Два звонка или моя память о Высоцком
- Привет, не разбудил?
- Ты что, шуткуешь? Я когда-нибудь до двенадцати спал? Знаешь ведь, до восьми еще могу подавить, да и то, редко когда.
- Ладно... Я тебе что звоню. Сегодня Высоцкого хоронят.
- Вот те раз...А я тут чего-то совсем от жизни отстал. Стыдобень сплошная. Работа-дом, дом-работа. Жаль Володю. Как-то и не верится. А где, что, как?
- Да панихида и прощание, вроде как на Таганке, в театре будут. А где хоронить станут, пока непонятно, то-ли на Новодевичьем, то-ли на Ваганькове. Ну, так как, поедешь?
Саня и сам понимал, что задал не по делу вопрос.
- А кто меня туда звал?
- Так вот, и зову!
Вообще-то этот может – как-то мельком подумалось.
- А ты что, в администраторы Таганки что-ли попал?
Макарьев, чувствовалось по тону, слегка напрягся от обиды. Ничего, ничего, ему полезно. Ведь чуть не вправду уверен, что толстым, сильным и наглым можно всё, и всех он знает и во сто раз больше из того, на что на один процент не способен обычный человек, ему свыше дано.
- Ладно, ты не пижонь. В администраторы, в организаторы – то не суть. В оцеплении найдется один, другой третий не чужой. Забыл? Я все же преподаватель практики в гаевской автошколе! Так, едешь или нет?
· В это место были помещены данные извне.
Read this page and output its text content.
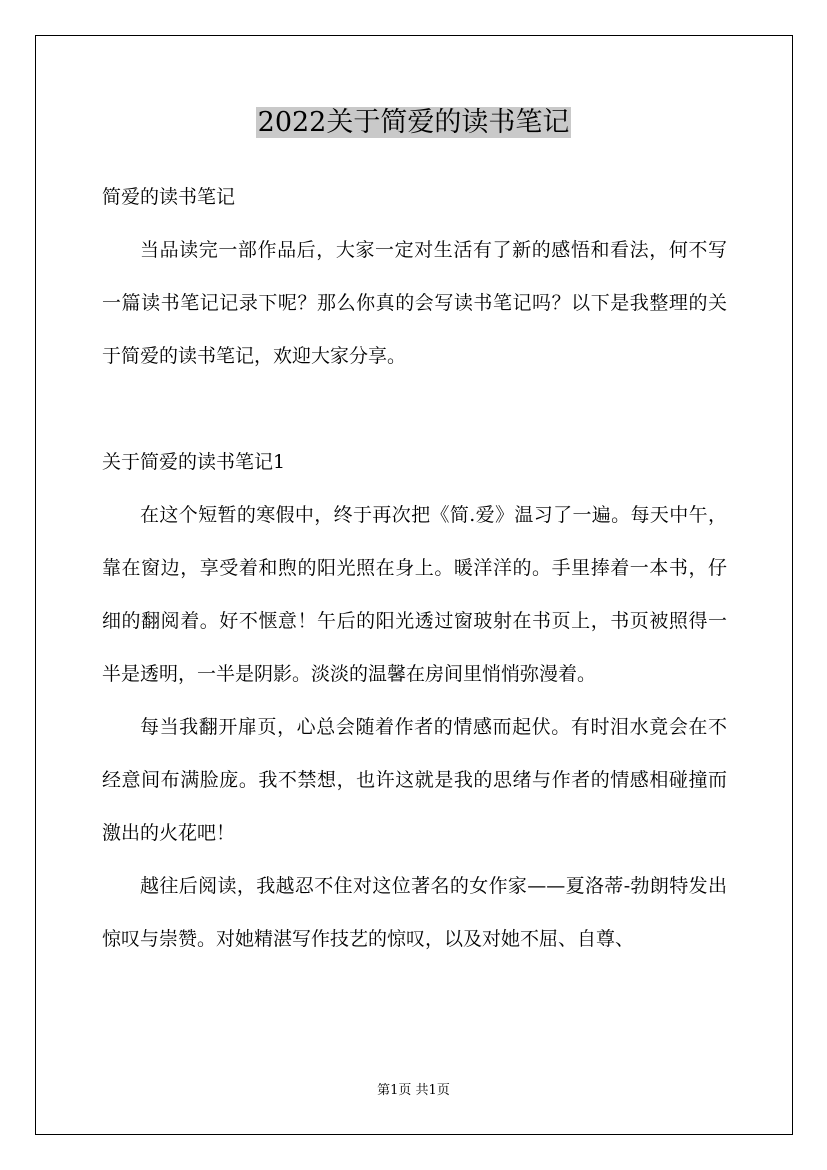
2022关于简爱的读书笔记

简爱的读书笔记

当品读完一部作品后，大家一定对生活有了新的感悟和看法，何不写一篇读书笔记记录下呢？那么你真的会写读书笔记吗？以下是我整理的关于简爱的读书笔记，欢迎大家分享。

关于简爱的读书笔记1

在这个短暂的寒假中，终于再次把《简.爱》温习了一遍。每天中午，靠在窗边，享受着和煦的阳光照在身上。暖洋洋的。手里捧着一本书，仔细的翻阅着。好不惬意！午后的阳光透过窗玻射在书页上，书页被照得一半是透明，一半是阴影。淡淡的温馨在房间里悄悄弥漫着。

每当我翻开扉页，心总会随着作者的情感而起伏。有时泪水竟会在不经意间布满脸庞。我不禁想，也许这就是我的思绪与作者的情感相碰撞而激出的火花吧！

越往后阅读，我越忍不住对这位著名的女作家——夏洛蒂-勃朗特发出惊叹与崇赞。对她精湛写作技艺的惊叹，以及对她不屈、自尊、

第1页 共1页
Когда мы высадились из тачки где-то у первого круга милицейского оцепления, ждать не пришлось и двух минут. Приятель кому-то невидимому помахал в воздухе рукой, этот невидимый через минуту возник в милицейском образе с не одной большой звездой, тоже кому-то махнул, и через пару минут мы уже стояли в очереди в театр метров за десять от входа. Мелькали порой знакомые на всю страну лица артистов и режиссеров. Вся площадь была забита громадным скоплением людей, в погонах и без; машин, в основном милицейских, тоже хватало, а очередь за нами, казалось, была вытянута на километры. Что, впрочем, как позднее выяснилось, так и было на самом деле.
В театре была темная ночь по сравнению с залитой солнцем Таганской площадью. Ближнее оцепление из синерубашечников в штатском (не привиделись же мне они из памяти далекого прошлого?) протянулось от самого входа в театр до выхода, ровно и размеренно, как линейные дистанции на парадах. Только это был парад горести.
- Быстрее, быстрее, не задерживайтесь – шипели синерубашечники еле слышно с двух сторон.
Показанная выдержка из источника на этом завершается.